Eso lo sabía muy bien Kirchner, quien, apenas se hizo cargo, aprovechó aquel pico de credibilidad para contar que estábamos en el infierno, soslayó olímpicamente que la economía ya estaba rebotando porque el trabajo sucio lo había hecho antes Eduardo Duhalde y aprovechó la sensación de emergencia para apoderarse de todas las cajas políticas habidas y por haber, mientras multiplicaba su imagen positiva y su intención de voto. Una vez más: no estoy diciendo que los principales voceros del Gobierno tienen que empezar a mentir o exagerar para ganar la batalla de la conversación pública.

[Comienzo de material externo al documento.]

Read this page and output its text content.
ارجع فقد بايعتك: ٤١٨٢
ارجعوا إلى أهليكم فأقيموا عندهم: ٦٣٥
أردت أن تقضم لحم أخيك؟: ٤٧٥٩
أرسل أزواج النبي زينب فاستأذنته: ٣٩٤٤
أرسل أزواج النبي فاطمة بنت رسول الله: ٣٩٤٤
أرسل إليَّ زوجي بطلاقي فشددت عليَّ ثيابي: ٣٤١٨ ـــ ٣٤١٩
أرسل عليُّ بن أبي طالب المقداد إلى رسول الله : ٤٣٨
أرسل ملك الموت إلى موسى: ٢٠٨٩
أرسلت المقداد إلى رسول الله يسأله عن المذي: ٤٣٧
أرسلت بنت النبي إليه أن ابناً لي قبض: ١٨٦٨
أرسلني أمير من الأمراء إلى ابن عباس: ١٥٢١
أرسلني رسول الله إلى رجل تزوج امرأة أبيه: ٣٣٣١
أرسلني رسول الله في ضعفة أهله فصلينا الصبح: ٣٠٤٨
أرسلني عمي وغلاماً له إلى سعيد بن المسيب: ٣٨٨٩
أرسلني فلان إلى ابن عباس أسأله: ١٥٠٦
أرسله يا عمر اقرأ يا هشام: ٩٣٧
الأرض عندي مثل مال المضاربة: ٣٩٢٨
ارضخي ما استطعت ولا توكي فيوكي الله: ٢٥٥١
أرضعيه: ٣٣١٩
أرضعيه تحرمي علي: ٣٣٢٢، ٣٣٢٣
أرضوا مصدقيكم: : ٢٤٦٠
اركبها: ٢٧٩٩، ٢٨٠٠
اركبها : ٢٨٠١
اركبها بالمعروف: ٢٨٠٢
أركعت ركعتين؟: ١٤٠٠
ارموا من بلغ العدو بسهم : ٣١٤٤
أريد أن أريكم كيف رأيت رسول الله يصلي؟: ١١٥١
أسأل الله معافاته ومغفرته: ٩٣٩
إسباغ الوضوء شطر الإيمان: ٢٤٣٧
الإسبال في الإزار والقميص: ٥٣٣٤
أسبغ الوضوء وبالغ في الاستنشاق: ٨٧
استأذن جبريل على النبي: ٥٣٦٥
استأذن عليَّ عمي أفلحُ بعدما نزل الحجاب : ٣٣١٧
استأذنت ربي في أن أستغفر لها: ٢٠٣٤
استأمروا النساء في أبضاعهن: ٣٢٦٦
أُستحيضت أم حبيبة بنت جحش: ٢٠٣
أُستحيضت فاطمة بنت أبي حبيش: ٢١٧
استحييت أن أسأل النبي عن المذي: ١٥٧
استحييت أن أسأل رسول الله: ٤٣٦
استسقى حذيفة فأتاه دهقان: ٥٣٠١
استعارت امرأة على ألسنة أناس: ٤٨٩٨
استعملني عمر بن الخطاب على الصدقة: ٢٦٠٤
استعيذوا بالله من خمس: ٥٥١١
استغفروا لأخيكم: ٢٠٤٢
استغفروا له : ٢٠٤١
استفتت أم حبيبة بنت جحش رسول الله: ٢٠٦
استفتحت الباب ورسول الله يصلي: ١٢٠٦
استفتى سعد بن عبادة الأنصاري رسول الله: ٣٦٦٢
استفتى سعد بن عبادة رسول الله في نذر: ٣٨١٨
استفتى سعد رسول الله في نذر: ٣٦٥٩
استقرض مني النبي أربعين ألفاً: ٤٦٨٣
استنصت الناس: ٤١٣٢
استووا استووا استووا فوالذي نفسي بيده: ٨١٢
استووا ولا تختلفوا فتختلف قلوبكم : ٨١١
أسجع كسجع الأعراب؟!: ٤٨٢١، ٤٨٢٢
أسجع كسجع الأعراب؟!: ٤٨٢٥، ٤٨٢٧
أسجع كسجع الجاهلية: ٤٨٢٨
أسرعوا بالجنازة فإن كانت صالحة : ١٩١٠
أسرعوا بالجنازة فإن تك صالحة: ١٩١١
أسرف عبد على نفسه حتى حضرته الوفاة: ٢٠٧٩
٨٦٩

Pero para seducir, convencer y hacer entender lo que se está haciendo es insuficiente, el Presidente, solo, haciendo la mayor parte de la tarea.

Por supuesto, en la era de las redes sociales, sugerir, como lo hacen algunos expertos, que a esta administración le hace falta "un Carlos Corach" suena, también, fuera de época. Corach fue el ministro del Interior del expresidente Carlos Menem. Los movileros de los noticieros lo entrevistaban todos los días, a la misma hora, en la puerta de su casa, antes de salir para la Casa de Gobierno. Corach marcaba la agenda política del día. Es decir, llenaba el espacio informativo con las noticias que pretendía, e intentaba soslayar, por todos los medios, los temas incómodos, que pudieran desembocar en una mala noticia.

Uno de los funcionarios que hace el seguimiento de medios suele responder, cada vez que le preguntan, que para evitar denuncias de corrupción y la publicación de malas noticias hay que tratar de no robar y de no producir hechos contraproducentes. Esa es una gran verdad. Pero también es verdad que para gobernar bien hay que comunicar muy bien. Y además es indiscutible que para comunicar bien es imprescindible hacer política de "la buena". ¿El Gobierno no tiene un buen sistema de comunicación o buenos comunicadores porque no salen a la cancha sus dirigentes políticos?

Si un consultor externo revisara el enorme flujo de información que producen los medios y las redes sociales sobre el gobierno argentino podría concluir que hay mucho ruido y demasiadas malas noticias. La mayor parte de las informaciones negativas tienen que ver con el dólar y la economía, cuestiones que, a su vez, son las que provocan mal humor y una nueva seguidilla de malas noticias que por momentos parecen interminables. El Presidente no se equivoca cuando afirma que el epicentro del mal humor o la mala onda es la ciudad de Buenos Aires, pero eso no es nuevo. Y él mismo, en su momento, lo supo aprovechar. Igual, como sugieren, el mejor antídoto para evitarlo es dejar de producir malas noticias. O explicar, de una buena vez, de manera efectiva, por qué toman decisiones que provocan enojo y descontento social.